Sechin was the one who put together, with Putin's backing, the share-swap deal with BP when the oil giant tried to buy out AAR last year in a $32bn deal that would have meant Rosneft taking over AAR's stake, giving them a small BP stake. But the TNK partners objected that BP had broken its shareholders' agreement and the deal collapsed. This failure was a huge embarrassment to Sechin, and he's said to be still smarting.
This is why all eyes are on Rosneft as the most likely bidder for BP's stake. However, there are other Russian oil companies such as Lukoil and Surgutneftegas that may be interested in buying a half-share in Russia's third biggest oil producer. Norway's Statoil and Exxon Mobile may also be sniffing. Who knows, AAR may well try to make a rival offer now that another bidder has been flushed out. Indeed, AAR is thought to be furious that BP might be selling the stake, taking the view that the devil you know is preferable to the one you don't, and more so if it's a Russian one.
If BP's Bob Dudley pulls off the sale, the cash raised will help cover the $20bn set aside to cover costs and claims following the Deepwater Horizon disaster in 2010. To outsiders, BP's fraught relationship with the AAR trio has always appeared dangerous, if not foolhardy. Yet for BP, it was the way you do business in Russia, par for the course.
Even allowing for the time and money spent on the legal spat, TNK is still the deal of a century. Investors, who have been frustrated with Dudley's management style, will like this clarity so expect BP's shares to motor.
But it's not the end of BP's Russian dalliance: there's much more oil to be pumped out in the Arctic, particularly the Barents Sea. Putin and Sechin need BP's expertise. As John Paul Getty once said: "Oil is like a wild animal: whoever captures it, has it."

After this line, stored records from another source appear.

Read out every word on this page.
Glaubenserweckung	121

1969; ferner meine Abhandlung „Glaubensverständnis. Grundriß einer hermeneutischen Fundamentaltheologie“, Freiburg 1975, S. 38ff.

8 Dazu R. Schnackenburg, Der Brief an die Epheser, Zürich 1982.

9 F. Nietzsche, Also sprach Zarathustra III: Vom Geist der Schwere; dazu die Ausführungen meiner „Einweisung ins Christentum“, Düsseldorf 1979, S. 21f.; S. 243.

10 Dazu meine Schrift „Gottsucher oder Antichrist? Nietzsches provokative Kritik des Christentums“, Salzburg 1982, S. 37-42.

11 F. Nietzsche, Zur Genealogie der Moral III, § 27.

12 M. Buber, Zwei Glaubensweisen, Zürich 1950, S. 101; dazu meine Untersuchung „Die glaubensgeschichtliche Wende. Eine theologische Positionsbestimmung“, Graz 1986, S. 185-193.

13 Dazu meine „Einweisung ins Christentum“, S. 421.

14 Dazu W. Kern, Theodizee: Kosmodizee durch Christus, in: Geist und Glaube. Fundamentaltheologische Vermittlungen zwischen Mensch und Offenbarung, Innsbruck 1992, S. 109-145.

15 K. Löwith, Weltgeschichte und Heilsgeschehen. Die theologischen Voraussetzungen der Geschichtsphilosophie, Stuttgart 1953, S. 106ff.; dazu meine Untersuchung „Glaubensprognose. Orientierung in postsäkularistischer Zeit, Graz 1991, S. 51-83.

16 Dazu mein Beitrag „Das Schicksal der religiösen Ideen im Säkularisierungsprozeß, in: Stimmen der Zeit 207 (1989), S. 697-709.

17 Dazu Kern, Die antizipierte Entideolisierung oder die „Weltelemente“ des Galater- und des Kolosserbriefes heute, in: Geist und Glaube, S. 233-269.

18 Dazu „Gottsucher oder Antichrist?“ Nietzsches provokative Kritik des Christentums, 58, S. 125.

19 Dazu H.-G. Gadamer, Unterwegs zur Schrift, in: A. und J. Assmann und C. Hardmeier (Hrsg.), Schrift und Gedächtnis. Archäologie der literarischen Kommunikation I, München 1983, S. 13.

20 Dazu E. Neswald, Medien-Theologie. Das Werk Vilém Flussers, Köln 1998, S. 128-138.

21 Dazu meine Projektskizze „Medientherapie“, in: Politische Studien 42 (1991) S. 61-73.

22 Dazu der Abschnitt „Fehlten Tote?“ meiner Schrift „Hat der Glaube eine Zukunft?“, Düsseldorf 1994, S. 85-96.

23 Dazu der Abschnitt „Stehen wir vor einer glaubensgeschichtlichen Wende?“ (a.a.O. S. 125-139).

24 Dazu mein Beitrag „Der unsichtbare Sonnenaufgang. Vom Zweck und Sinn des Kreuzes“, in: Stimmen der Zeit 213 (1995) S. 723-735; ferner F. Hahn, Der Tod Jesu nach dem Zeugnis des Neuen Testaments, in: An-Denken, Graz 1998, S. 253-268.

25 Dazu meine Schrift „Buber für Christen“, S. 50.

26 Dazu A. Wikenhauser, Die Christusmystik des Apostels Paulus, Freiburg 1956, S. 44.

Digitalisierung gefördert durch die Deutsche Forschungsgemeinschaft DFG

Important voices are telling ministers: give us a growth strategy
To have three of the country's top businessmen criticising the Government's lack of a growth plan is careless, but to have six doing it is uncomfortable. That several of them are important donors to the Tory party must be painful.
Sir Richard Branson and Sir Martin Sorrell started the ball rolling last week when they rebuked the Coalition for its lack of a credible strategy – specifically for SMEs. Ex-Pizza Express boss Luke Johnson called for more consistency and rational thinking. Then the venture capitalist Jon Moulton withdrew his financial backing from the Tories after disagreeing with the charity tax changes – overturned a day after his criticism – and economic strategy.
To the growing list, you can add two more businessmen who told me they too are deeply concerned at the Government's casual attitude. One is also a big Tory donor who has told the Prime Minister his chequebook has closed.
Have they all gone soft in the head? Or, as William Hague implied recently, have businessmen become lazy moaners? Not a bit if it; what they report is that the business community is paralysed. Many CEOs are terrified of making new investments because they fear for the future – the reason why £750bn net cash is hiding away on the UK's balance sheet. New figures from Ernst & Young add to that sum another £60bn of working capital that could be released for spending.
But businesses won't start investing until they see a change in mood. They want government to be bold, to take an active lead in certain industrial sectors, do more sponsorship, small but cost-effective measures like cutting NI for employing youngsters, switching welfare payments from claimants to companies so they can employ more, and so on. Many talk about the experiences of their own children, either going through university or looking for work, and they see first hand the impact of the recession.
It boils down to imagination. That doesn't cost. Who's bright enough in the Coalition to provide it?